For more on the band, go here:

Ancient Ascendant

Ancient Ascendant

Finally, you knew we couldn’t get away without some straight-up death metal, and you get all of that (and even a little more), from UK crushers Ancient Ascendant. This band is the one with the most experience and biggest backstory of all the bands included today, as they have been together for nearly a decade and already have another full-length effort (2011’s “The Grim Awakening”) and a bunch of EPs to their name before their new one “Echoes and Cinder” arrived. The band worked with legendary metal producer Dan Swano on their new record, and once again, they splash doses of black metal and even prog into their furious mix. The members responsible for this nastiness and chaos include vocalist/guitarist Alex Butler, guitarist Nariman Poushin, bassist Alan Webb, and drummer Dave Moulding, and clearly they have sharpened their teeth over the years to become an even more effective killing machine.

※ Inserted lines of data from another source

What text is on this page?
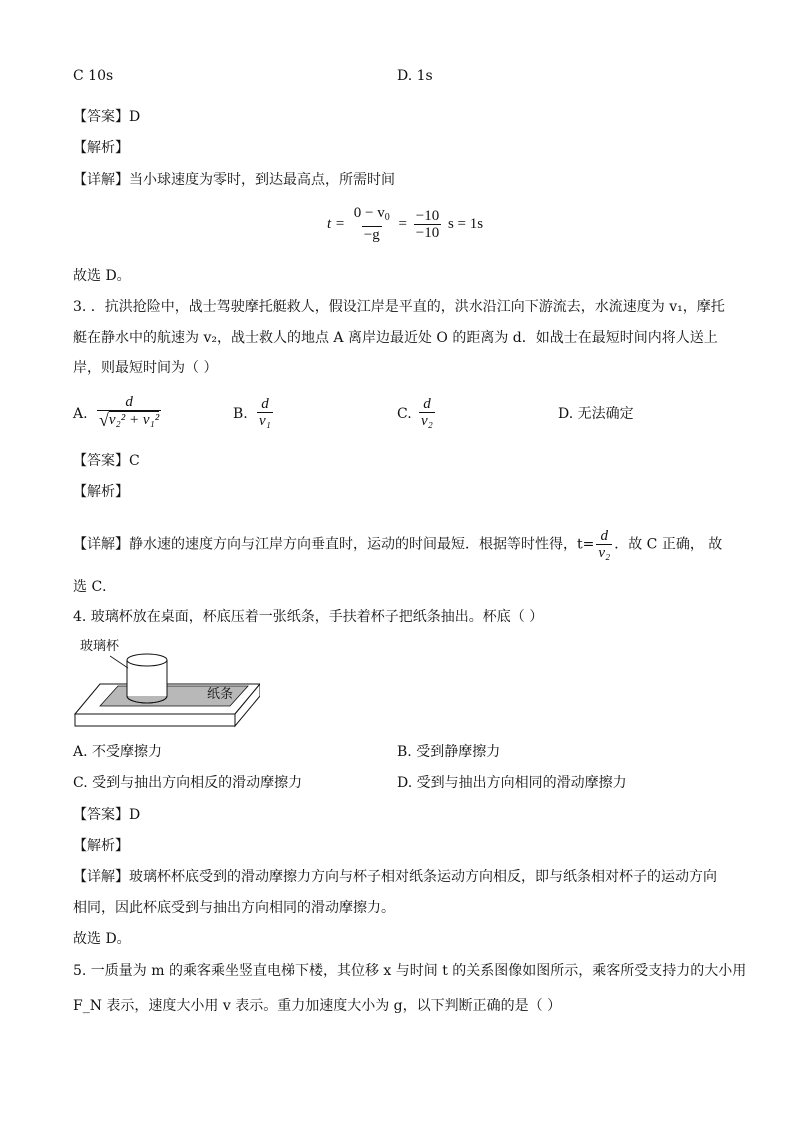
C 10s	D. 1s
【答案】D
【解析】
【详解】当小球速度为零时，到达最高点，所需时间
$t = \frac{0 - v_0}{-g} = \frac{-10}{-10}$ s = 1s
故选 D。
3. ．抗洪抢险中，战士驾驶摩托艇救人，假设江岸是平直的，洪水沿江向下游流去，水流速度为 v₁，摩托
艇在静水中的航速为 v₂，战士救人的地点 A 离岸边最近处 O 的距离为 d．如战士在最短时间内将人送上
岸，则最短时间为（ ）
A. $\frac{d}{\text{√ v₂² + v₁²}}$	B. $\frac{d}{\text{v₁}}$	C. $\frac{d}{\text{v₂}}$	D. 无法确定
【答案】C
【解析】
【详解】静水速的速度方向与江岸方向垂直时，运动的时间最短．根据等时性得，$t= \frac{d}{\text{v₂}}$ ．故 C 正确， 故
选 C．
4. 玻璃杯放在桌面，杯底压着一张纸条，手扶着杯子把纸条抽出。杯底（ ）
玻璃杯
纸条
A. 不受摩擦力	B. 受到静摩擦力
C. 受到与抽出方向相反的滑动摩擦力	D. 受到与抽出方向相同的滑动摩擦力
【答案】D
【解析】
【详解】玻璃杯杯底受到的滑动摩擦力方向与杯子相对纸条运动方向相反，即与纸条相对杯子的运动方向
相同，因此杯底受到与抽出方向相同的滑动摩擦力。
故选 D。
5. 一质量为 m 的乘客乘坐竖直电梯下楼，其位移 x 与时间 t 的关系图像如图所示，乘客所受支持力的大小用
F_N 表示，速度大小用 v 表示。重力加速度大小为 g，以下判断正确的是（ ）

Ancient Ascendant coverYou pretty much get thrown into the fire right away with this band, as they kick off with the unforgiving “Crones to the Flames,” a crushing number that highlights Butler’s monstrous vocals that sometimes sound a notch or two more intense than the music. In a good way. “Patterns of Bane” is neat in that it adds some proggy, sci-fi-washed elements to keep you guessing, but you still end up battered; “Fueling the Flare” also has some proggy notes to it, but the focus is on fire-breathing death and blackness, dressed with creaky growls and penetrating chugging that sounds a little thrashy; “To Break the Binds” has some massive double-kick drumming, strong lead guitar work, and more throaty growls that sound like they hurt to emit; and “The Toll of Mourning” is both grisly and melodic, letting the band show off different sides of their musical personality by knocking you over with their power and their prowess. For those who like melodic death on the more violent side, this is a band you definitely want to check out. Ancient Ascendant prove you can do death metal with a modern touch but not lose your sharp teeth, a lesson so many bands of this ilk could learn to make their music sound that much more dangerous.